Accès au contenu
Environnement

Une rupture climatique qui bouleverse la viticulture

Il suffit parfois d’une courbe pour faire basculer une lecture. En Bourgogne, les données issues de la station de Dijon racontent une histoire sans ambiguïté : celle d’un climat qui a changé de régime.

Par Cédric Michelin
Une rupture climatique qui bouleverse la viticulture
Le changement climatique s'observe en Bourgogne à travers de multiples effets sur les vignes.

« On a une belle rupture en 1987-1988 », souligne Christine Monamy, responsable agrométéo et des observatoires au Comité des vins de Bourgogne, en s’appuyant sur l’analyse des températures moyennes annuelles. Avant cette période, celles-ci oscillaient autour de 10 °C. Depuis, la trajectoire s’est infléchie nettement. « On est aujourd’hui à environ + 1,5 °C entre la fin du XXe siècle et le début du XXIe », insiste-t-elle, presque avec gravité. Mais la moyenne ne dit pas tout. Ce sont aussi les extrêmes qui traduisent la transformation en cours. « Depuis cette rupture climatique, on a plus de jours chauds », observe-t-elle. Les seuils de 30 °C et surtout de 35 °C sont franchis plus fréquemment. « On a même cinq jours supplémentaires à plus de 35 °C », précise-t-elle, laissant entrevoir l’intensification des épisodes caniculaires. Du côté des précipitations, le signal est plus subtil. Les volumes annuels augmentent – de l’ordre de 100 mm – mais leur répartition évolue profondément. « On est davantage arrosé en fin d’année et au printemps », explique Christine Monamy. Une redistribution qui n’est pas neutre pour les systèmes viticoles, en modifiant à la fois les réserves hydriques et les conditions de développement de la vigne.

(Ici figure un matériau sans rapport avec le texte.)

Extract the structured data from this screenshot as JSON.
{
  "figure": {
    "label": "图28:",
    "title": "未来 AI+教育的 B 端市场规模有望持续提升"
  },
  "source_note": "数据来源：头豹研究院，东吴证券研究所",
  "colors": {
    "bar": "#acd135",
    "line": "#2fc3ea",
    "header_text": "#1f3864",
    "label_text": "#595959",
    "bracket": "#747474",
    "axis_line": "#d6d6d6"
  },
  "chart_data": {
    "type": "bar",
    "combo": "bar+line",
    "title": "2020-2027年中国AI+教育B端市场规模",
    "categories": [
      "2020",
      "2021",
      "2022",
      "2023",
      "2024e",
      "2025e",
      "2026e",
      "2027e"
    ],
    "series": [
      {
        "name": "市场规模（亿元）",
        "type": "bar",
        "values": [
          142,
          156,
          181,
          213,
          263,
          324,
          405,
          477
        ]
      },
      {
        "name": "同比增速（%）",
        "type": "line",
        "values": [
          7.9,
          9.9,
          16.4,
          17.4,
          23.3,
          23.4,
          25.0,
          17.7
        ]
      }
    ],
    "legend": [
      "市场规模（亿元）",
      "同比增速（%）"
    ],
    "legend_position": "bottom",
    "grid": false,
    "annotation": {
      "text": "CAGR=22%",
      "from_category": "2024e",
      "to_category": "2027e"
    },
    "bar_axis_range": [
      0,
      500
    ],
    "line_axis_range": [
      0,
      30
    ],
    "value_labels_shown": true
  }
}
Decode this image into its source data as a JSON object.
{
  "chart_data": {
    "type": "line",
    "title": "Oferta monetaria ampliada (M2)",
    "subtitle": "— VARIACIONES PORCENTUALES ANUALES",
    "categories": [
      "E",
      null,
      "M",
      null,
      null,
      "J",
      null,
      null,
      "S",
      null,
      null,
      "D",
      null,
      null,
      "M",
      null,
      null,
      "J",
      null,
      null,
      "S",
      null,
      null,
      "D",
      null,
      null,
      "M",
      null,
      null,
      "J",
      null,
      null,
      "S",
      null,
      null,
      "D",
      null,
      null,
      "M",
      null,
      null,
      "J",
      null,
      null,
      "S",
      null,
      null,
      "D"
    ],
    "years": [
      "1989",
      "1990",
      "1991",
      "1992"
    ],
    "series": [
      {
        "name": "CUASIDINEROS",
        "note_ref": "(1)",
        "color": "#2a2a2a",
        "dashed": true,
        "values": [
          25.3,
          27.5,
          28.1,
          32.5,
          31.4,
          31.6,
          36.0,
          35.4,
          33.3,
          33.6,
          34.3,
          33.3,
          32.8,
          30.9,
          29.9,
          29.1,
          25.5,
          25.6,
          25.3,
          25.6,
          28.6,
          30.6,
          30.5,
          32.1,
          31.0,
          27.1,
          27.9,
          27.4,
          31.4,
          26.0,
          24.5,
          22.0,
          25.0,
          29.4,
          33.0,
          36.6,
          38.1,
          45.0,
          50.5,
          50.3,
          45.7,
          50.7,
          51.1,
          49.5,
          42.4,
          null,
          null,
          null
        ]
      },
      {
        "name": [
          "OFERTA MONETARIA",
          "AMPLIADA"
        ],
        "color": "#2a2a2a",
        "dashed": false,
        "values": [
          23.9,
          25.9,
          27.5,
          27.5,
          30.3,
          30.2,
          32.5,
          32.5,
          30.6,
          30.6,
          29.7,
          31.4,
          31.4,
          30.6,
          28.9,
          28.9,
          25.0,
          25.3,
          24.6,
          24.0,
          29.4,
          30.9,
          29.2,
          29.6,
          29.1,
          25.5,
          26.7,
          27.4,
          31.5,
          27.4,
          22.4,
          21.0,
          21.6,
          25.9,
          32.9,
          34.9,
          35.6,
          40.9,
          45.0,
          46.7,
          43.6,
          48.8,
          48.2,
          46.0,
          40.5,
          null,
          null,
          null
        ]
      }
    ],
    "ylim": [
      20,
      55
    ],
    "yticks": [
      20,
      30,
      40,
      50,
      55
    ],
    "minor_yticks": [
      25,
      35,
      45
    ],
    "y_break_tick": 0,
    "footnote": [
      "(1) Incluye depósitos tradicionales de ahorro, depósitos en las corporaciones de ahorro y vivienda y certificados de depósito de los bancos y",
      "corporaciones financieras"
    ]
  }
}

Évolution des stades phénologiques

Car la vigne, justement, réagit. Et elle le fait vite. « Tous les stades phénologiques ont évolué », affirme-t-elle. Du débourrement à la vendange, les calendriers se décalent. « On observe des avances de 8 à 17 jours », précise-t-elle. Une accélération du cycle végétatif qui s’inscrit directement dans la dynamique du réchauffement. Les conséquences se lisent aussi dans les baies. « On a une évolution de la maturation et de la composition des moûts », note la spécialiste. Les équilibres changent : « on gagne en degré, on perd en acidité ». Et les vendanges suivent ce mouvement, gagnant en précocité. Autant d’éléments qui redéfinissent les profils des vins bourguignons. Mais c’est peut-être sur les rendements que l’instabilité devient la plus tangible. Si les surfaces viticoles progressent régulièrement, la production, elle, se dérègle. « Depuis 2010, on a des rendements très erratiques d’une année sur l’autre », constate l'experte. En cause : une accumulation d’aléas climatiques. Le gel, d’abord, dont les épisodes récents ont marqué les esprits. Les perturbations de la floraison ensuite, avec leur cortège de phénomènes : coulure, millerandage, filage. Et puis la grêle. « Les phénomènes ne sont pas forcément plus fréquents, mais ils sont plus violents », alerte-t-elle. Le changement ne tient pas seulement à l’intensité, mais aussi à la nature même des événements, imprévisibles. « Avant, on avait des fronts orageux qui se déplaçaient d’ouest en est », rappelle-t-elle. Désormais, le schéma évolue. « On voit apparaître des cellules isolées, qui naissent localement, se développent très vite et peuvent faire beaucoup de dégâts », décrit-elle, comme pour souligner la difficulté croissante à anticiper ces épisodes. Dans ce contexte, l’adaptation devient un exercice d’équilibriste. « Aucune année ne se ressemble », conclut-elle, avec une forme de lucidité. Une phrase simple, mais qui résume à elle seule le défi climatique auquel la viticulture bourguignonne est désormais confrontée.